In Destiny, the roles are specific to the encounter. Anyone can be a sword bearer or a relic runner. You usually need a Defender Titan for their Ward of Dawn bubble, and it’s nice to have at least one Nightstalker hunter to make orbs or to tether a boss, increasing the group’s damage, but beyond that, you can pretty much just put together a group of six good players and go. I can raid with my friends if we’re online at the same time, and I can also raid whenever I feel like it by joining up with a pickup group. Sometimes, I jump on Destiny at 4 in the morning and kill Oryx with Australians. If my friends want to raid when I am not online, they can easily find another good player looking for a team on the LFG.

Destiny doesn’t get enough credit for how much it has improved on the hardcore raiding experiences of other games.

If you’re into Destiny, consider stepping up your game

If you’ve played games like WoW in the past, but couldn’t handle the commitment that high-end guild-based raiding requires, Destiny’s raids have a similar feel, but can be completed on a more flexible schedule. And if you’ve never done something like this, it’s a pretty cool experience to try. It’s very possible you’ll get hooked.

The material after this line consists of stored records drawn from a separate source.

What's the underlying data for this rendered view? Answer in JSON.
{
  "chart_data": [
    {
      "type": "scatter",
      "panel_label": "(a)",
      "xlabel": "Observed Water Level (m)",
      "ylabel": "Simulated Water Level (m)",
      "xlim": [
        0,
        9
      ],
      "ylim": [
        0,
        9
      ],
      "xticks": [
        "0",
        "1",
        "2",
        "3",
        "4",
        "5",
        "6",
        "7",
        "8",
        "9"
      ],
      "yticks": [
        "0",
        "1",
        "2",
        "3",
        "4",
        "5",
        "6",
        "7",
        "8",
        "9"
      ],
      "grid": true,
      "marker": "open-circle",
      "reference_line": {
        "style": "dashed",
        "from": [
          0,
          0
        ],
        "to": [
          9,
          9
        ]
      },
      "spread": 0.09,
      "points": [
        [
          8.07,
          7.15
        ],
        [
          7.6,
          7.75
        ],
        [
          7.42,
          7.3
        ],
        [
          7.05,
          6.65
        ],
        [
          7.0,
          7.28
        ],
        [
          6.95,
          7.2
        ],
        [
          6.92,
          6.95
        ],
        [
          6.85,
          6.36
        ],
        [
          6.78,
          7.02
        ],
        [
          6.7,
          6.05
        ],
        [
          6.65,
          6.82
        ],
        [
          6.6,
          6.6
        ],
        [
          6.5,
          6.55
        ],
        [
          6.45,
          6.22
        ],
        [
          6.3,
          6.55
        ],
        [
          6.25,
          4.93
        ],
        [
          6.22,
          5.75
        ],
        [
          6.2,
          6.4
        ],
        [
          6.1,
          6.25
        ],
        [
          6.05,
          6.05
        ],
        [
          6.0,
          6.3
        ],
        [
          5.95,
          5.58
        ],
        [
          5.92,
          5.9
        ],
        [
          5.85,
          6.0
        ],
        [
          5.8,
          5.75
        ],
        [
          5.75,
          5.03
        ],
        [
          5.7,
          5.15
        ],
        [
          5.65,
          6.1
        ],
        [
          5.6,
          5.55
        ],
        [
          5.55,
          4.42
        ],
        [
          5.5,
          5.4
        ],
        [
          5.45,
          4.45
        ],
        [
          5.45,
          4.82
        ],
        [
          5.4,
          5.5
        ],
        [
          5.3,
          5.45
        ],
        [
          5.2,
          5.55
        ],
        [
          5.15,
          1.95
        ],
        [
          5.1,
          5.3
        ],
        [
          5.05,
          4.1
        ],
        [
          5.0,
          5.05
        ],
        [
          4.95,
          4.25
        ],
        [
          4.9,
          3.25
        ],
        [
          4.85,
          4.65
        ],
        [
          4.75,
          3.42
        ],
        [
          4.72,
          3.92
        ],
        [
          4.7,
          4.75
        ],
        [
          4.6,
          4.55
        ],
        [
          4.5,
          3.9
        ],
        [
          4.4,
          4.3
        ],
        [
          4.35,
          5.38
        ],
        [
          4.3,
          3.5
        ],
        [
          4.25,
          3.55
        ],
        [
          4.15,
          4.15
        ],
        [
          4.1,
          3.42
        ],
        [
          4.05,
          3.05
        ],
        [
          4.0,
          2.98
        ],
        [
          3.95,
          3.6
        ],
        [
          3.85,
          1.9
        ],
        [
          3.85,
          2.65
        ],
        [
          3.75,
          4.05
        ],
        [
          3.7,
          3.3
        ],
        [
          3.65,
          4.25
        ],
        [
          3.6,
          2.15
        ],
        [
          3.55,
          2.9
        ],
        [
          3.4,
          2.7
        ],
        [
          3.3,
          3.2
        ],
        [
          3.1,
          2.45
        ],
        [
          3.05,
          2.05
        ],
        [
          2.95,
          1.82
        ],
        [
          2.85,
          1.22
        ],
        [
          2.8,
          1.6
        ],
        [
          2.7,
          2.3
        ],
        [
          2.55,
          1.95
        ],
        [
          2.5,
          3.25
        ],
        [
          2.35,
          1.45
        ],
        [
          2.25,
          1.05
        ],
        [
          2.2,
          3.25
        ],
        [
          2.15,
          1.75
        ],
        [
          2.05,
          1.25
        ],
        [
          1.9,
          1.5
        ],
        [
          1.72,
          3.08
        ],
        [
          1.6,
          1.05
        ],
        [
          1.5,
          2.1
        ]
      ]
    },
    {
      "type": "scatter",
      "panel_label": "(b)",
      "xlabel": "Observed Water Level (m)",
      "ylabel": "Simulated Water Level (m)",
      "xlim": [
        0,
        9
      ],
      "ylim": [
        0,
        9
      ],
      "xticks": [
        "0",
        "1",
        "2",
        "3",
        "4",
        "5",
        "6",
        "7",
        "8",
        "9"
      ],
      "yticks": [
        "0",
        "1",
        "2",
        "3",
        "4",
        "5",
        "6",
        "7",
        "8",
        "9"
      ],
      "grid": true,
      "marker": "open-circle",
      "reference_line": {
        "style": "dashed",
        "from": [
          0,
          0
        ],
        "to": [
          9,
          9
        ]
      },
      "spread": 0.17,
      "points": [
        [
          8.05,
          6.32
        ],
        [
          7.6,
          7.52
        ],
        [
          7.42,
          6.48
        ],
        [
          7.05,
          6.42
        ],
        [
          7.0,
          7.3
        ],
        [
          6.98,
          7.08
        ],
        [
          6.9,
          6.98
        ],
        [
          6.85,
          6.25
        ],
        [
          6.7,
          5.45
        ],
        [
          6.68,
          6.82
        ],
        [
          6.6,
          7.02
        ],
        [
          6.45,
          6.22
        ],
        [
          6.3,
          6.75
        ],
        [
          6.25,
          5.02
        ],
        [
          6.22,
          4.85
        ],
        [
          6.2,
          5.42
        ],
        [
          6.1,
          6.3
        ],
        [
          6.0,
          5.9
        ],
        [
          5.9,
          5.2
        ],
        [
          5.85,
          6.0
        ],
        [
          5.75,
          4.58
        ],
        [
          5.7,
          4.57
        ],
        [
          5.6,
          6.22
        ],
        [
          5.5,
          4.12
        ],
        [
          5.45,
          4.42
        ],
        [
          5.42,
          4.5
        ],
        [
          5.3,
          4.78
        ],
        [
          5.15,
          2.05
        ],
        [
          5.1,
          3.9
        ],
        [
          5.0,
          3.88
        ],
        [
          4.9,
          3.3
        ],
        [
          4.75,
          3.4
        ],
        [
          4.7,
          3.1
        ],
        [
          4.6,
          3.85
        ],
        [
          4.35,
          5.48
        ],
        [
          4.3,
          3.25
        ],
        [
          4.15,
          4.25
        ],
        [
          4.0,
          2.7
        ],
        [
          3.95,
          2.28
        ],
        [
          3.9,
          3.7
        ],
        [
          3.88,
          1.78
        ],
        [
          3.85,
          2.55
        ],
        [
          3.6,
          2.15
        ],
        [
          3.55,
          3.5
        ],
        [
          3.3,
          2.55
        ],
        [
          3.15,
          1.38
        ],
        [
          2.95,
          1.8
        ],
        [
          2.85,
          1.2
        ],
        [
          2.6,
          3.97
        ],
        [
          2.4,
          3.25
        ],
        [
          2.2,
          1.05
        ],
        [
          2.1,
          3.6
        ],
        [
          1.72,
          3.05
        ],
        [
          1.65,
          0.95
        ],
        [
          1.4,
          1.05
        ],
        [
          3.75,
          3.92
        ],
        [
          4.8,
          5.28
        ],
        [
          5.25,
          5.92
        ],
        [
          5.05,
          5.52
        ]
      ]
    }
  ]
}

If you prefer your games to be relaxing, and you prefer to be able to reliably get a reward when you put in time, you may not find much appeal in the idea a punishingly difficult experience that can send you away empty-handed if you fail.

If you like Destiny because of the stuff, this is where to get the best stuff. You might want to consider trying out a normal-mode raid, and then maybe checking out the hard mode Warpriest challenge, which isn’t a huge step up from the normal fight and drops a guaranteed 320 heavy or sniper, plus a 320 artifact.

However you play? I wish you the best of luck in Destiny’s third year.